Le régime fiscal de l’auto-entrepreneur (versement fiscal libératoire) : certains entrepreneurs peuvent également demander à bénéficier du régime fiscal de l’auto-entrepreneur, lequel permet de s’acquitter de son impôt sur les bénéfices de manière forfaitaire (1% du chiffre d’affaires hors taxes) sans que ceux-ci ne soient inclus dans les revenus soumis au barème progressif de l’IR.

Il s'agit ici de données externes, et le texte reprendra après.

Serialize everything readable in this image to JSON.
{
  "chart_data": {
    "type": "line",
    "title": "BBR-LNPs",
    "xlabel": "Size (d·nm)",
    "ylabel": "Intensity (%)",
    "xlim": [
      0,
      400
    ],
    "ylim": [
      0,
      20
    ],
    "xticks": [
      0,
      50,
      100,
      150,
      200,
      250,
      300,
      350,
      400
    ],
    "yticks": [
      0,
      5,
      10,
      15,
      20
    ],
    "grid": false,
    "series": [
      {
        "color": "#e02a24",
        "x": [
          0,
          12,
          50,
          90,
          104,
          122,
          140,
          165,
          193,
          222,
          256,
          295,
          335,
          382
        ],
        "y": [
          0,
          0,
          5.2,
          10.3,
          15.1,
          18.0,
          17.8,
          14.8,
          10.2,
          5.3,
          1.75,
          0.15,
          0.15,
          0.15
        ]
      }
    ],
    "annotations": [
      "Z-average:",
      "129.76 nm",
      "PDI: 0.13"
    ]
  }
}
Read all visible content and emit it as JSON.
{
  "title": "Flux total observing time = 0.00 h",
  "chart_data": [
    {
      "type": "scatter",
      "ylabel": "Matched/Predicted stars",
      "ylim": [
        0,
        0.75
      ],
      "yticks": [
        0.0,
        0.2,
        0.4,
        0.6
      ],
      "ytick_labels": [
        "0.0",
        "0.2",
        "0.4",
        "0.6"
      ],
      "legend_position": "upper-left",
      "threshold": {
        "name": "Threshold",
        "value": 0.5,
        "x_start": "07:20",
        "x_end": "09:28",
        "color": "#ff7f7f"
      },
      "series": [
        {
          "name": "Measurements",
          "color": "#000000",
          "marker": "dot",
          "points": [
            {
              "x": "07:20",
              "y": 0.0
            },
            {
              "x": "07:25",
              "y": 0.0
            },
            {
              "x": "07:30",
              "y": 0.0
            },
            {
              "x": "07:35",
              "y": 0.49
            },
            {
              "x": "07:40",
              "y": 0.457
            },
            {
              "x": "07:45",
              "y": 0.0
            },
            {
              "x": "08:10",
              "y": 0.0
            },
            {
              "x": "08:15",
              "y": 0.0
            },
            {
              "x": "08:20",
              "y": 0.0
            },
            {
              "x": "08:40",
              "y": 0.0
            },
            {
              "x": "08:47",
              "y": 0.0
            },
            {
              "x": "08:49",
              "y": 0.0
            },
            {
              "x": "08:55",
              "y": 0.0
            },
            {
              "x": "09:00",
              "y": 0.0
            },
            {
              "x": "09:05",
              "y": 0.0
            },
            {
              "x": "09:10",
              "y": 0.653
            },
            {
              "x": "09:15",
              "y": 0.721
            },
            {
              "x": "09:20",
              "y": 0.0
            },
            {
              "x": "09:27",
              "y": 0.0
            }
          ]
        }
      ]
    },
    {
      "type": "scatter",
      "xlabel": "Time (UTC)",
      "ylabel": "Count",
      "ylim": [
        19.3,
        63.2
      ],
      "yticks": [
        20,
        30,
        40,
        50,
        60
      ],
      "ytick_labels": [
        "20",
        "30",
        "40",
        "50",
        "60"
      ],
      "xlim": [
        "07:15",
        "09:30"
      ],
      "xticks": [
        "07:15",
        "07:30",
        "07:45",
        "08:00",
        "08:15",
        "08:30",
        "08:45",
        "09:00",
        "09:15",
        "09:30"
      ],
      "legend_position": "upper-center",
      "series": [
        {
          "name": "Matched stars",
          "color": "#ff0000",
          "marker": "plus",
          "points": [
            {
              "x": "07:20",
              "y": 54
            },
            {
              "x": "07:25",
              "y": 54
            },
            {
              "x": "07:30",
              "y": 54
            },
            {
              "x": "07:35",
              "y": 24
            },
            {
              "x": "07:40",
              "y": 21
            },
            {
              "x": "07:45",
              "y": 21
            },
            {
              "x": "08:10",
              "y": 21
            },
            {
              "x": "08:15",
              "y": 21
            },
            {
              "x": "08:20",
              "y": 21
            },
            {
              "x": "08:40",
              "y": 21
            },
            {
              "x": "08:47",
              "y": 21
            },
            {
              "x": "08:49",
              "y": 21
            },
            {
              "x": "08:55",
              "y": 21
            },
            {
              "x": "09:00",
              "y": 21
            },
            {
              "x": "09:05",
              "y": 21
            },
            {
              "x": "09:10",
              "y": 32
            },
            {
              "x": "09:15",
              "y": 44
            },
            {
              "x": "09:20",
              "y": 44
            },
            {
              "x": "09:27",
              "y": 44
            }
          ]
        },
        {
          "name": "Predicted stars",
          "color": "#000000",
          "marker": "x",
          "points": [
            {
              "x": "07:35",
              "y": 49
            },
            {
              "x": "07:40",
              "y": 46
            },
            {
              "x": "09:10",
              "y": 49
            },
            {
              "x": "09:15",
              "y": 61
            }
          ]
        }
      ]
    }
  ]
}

Pour pouvoir opter pour ce régime fiscal, l’auto-entrepreneur doit remplir certaines conditions :

  • il doit remplir les conditions du régime fiscal de la micro-entreprise (exercer une activité commerciale + chiffre d’affaires n’excédant pas 82 200 € HT) ;
  • il doit bénéficier du régime micro-social ;
  • il doit bénéficier de la franchise TVA ;
  • son revenu fiscal de référence de l’avant-dernière année doit être inférieur ou égal, pour une part de quotient familial, à la limite supérieure de la troisième tranche du barème de l’impôt sur le revenu de l’année précédente (cette limite étant majorée de 50 % ou de 25 % par demi-part ou quart de part supplémentaire).

    2- Les plus-values professionnelles

Les plus-values professionnelles à court terme sont imposées en tant que résultat normal (barème progressif de l’IR) alors que les plus-values professionnelles à long terme sont taxées au taux de 16% (auxquels s’ajoutent 15,5% de prélèvements sociaux).


Nota : Est considéré comme une plus-value professionnelle, la plus-value réalisée sur un bien affecté à l’activité exercée et réalisée par une personne exerçant une activité professionnelle dans l’entreprise (c’est à dire participant directement, personnellement et de manière continue aux actes nécessaires à l’exploitation de l’entreprise).


Textes de référence : Articles 1 A, 4 A, 4 B, 8, 34, 206 et 219 du CGI.